Peter trembled at the sobbing, but his heart and his desire were with the man who had gone. In his unreasoning little soul it was Jed Hawkins who was rattling the windows with his unseen hands and who was pounding at the door with the wind, and who was filling the black night with its menace and fear. He hated this man, who lay back in the trail with his lifeless face turned up to the deluge that poured out of the sky. And he was afraid of the man, even as he hated him, and he believed that Nada was afraid of him, and that because of her fear she was crying there in the middle of the floor, with Father John patting her shoulder and stroking her hair, and saying things to her which he could not understand. He wanted to go to her. He wanted to feel himself close against her, as Nada had held him so often in those hours when she had unburdened her grief and her unhappiness to him. But even stronger than this desire was the one to follow his master.

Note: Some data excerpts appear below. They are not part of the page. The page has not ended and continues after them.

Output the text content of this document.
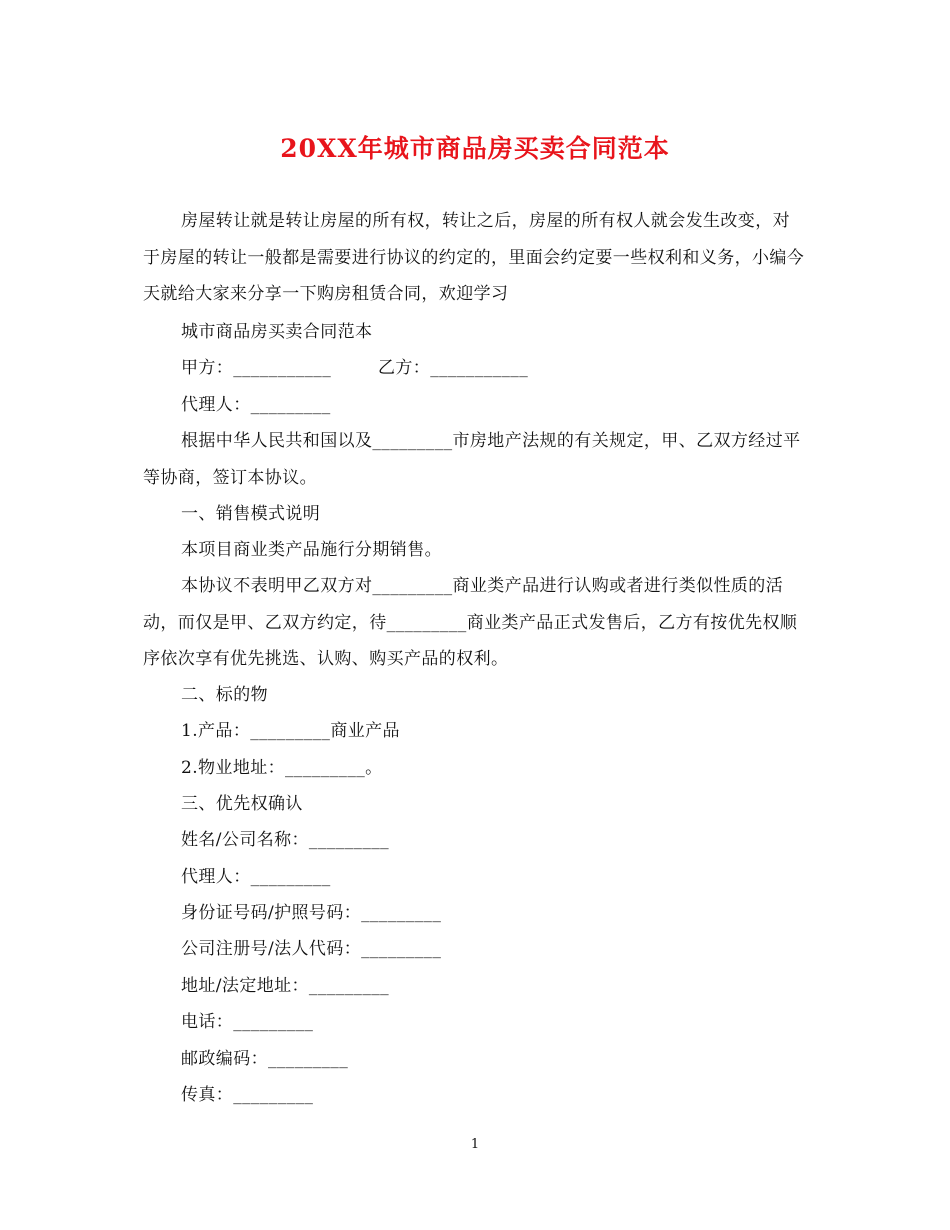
20XX年城市商品房买卖合同范本
房屋转让就是转让房屋的所有权，转让之后，房屋的所有权人就会发生改变，对于房屋的转让一般都是需要进行协议的约定的，里面会约定要一些权利和义务，小编今天就给大家来分享一下购房租赁合同，欢迎学习
城市商品房买卖合同范本
甲方：___________	乙方：___________
代理人：_________
根据中华人民共和国以及_________市房地产法规的有关规定，甲、乙双方经过平等协商，签订本协议。
一、销售模式说明
本项目商业类产品施行分期销售。
本协议不表明甲乙双方对_________商业类产品进行认购或者进行类似性质的活动，而仅是甲、乙双方约定，待_________商业类产品正式发售后，乙方有按优先权顺序依次享有优先挑选、认购、购买产品的权利。
二、标的物
1.产品：_________商业产品
2.物业地址：_________。
三、优先权确认
姓名/公司名称：_________
代理人：_________
身份证号码/护照号码：_________
公司注册号/法人代码：_________
地址/法定地址：_________
电话：_________
邮政编码：_________
传真：_________
1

He went to the door, and thrust his nose against the crack at the bottom of it. He felt the fierceness of the wind fighting to break in, and the broken mist of it filled his nostrils. But there came no scent of Jolly Roger McKay. For a moment he struggled at the crack with his paws. Then he flopped himself down, his heart beating fast, and fixed his eyes inquiringly on Nada and the Missioner.

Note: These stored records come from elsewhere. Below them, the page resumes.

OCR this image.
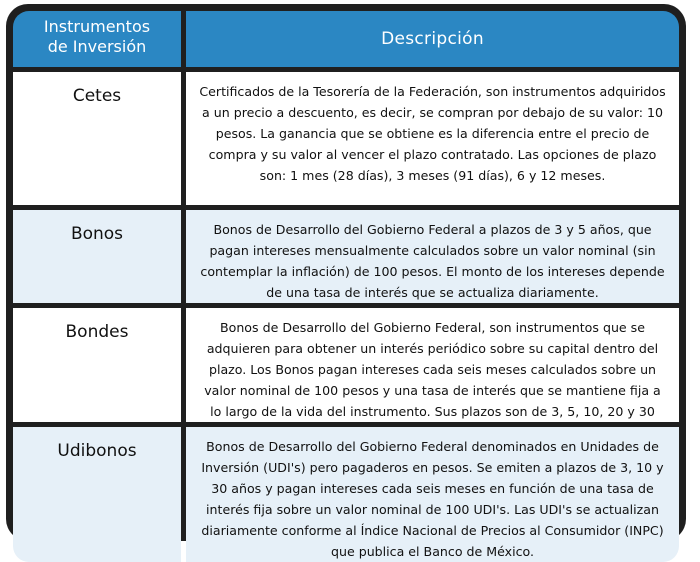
Instrumentos
de Inversión	Descripción
Cetes	Certificados de la Tesorería de la Federación, son instrumentos adquiridos a un precio a descuento, es decir, se compran por debajo de su valor: 10 pesos. La ganancia que se obtiene es la diferencia entre el precio de compra y su valor al vencer el plazo contratado. Las opciones de plazo son: 1 mes (28 días), 3 meses (91 días), 6 y 12 meses.
Bonos	Bonos de Desarrollo del Gobierno Federal a plazos de 3 y 5 años, que pagan intereses mensualmente calculados sobre un valor nominal (sin contemplar la inflación) de 100 pesos. El monto de los intereses depende de una tasa de interés que se actualiza diariamente.
Bondes	Bonos de Desarrollo del Gobierno Federal, son instrumentos que se adquieren para obtener un interés periódico sobre su capital dentro del plazo. Los Bonos pagan intereses cada seis meses calculados sobre un valor nominal de 100 pesos y una tasa de interés que se mantiene fija a lo largo de la vida del instrumento. Sus plazos son de 3, 5, 10, 20 y 30
Udibonos	Bonos de Desarrollo del Gobierno Federal denominados en Unidades de Inversión (UDI's) pero pagaderos en pesos. Se emiten a plazos de 3, 10 y 30 años y pagan intereses cada seis meses en función de una tasa de interés fija sobre un valor nominal de 100 UDI's. Las UDI's se actualizan diariamente conforme al Índice Nacional de Precios al Consumidor (INPC) que publica el Banco de México.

His four and a half months of life in the big wilderness, and his weeks of constant comradeship with Jolly Roger, had developed in him a brain that was older than his body. No process of reasoning could impinge upon him the fact that his master was an outlaw, but with the swift experiences of tragedy and hiding and never-ceasing caution had come instinctive processes which told him almost as much as reason. He knew something was wrong tonight. It was in the air. He breathed it. It thrilled in the crash of thunder, in the lightning fire, in the mighty hands of the wind rocking the cabin and straining at the windows. And vaguely the knowledge gripped him that the dead man back in the trail was responsible for it all, and that because of this something that had happened his mistress was crying and his master was gone. And he believed he should also have gone with Jolly Roger into the blackness and mystery of the storm, to fight with him against the one creature in all the world he hated—the dead man who lay back in the thickness of gloom between the forest walls.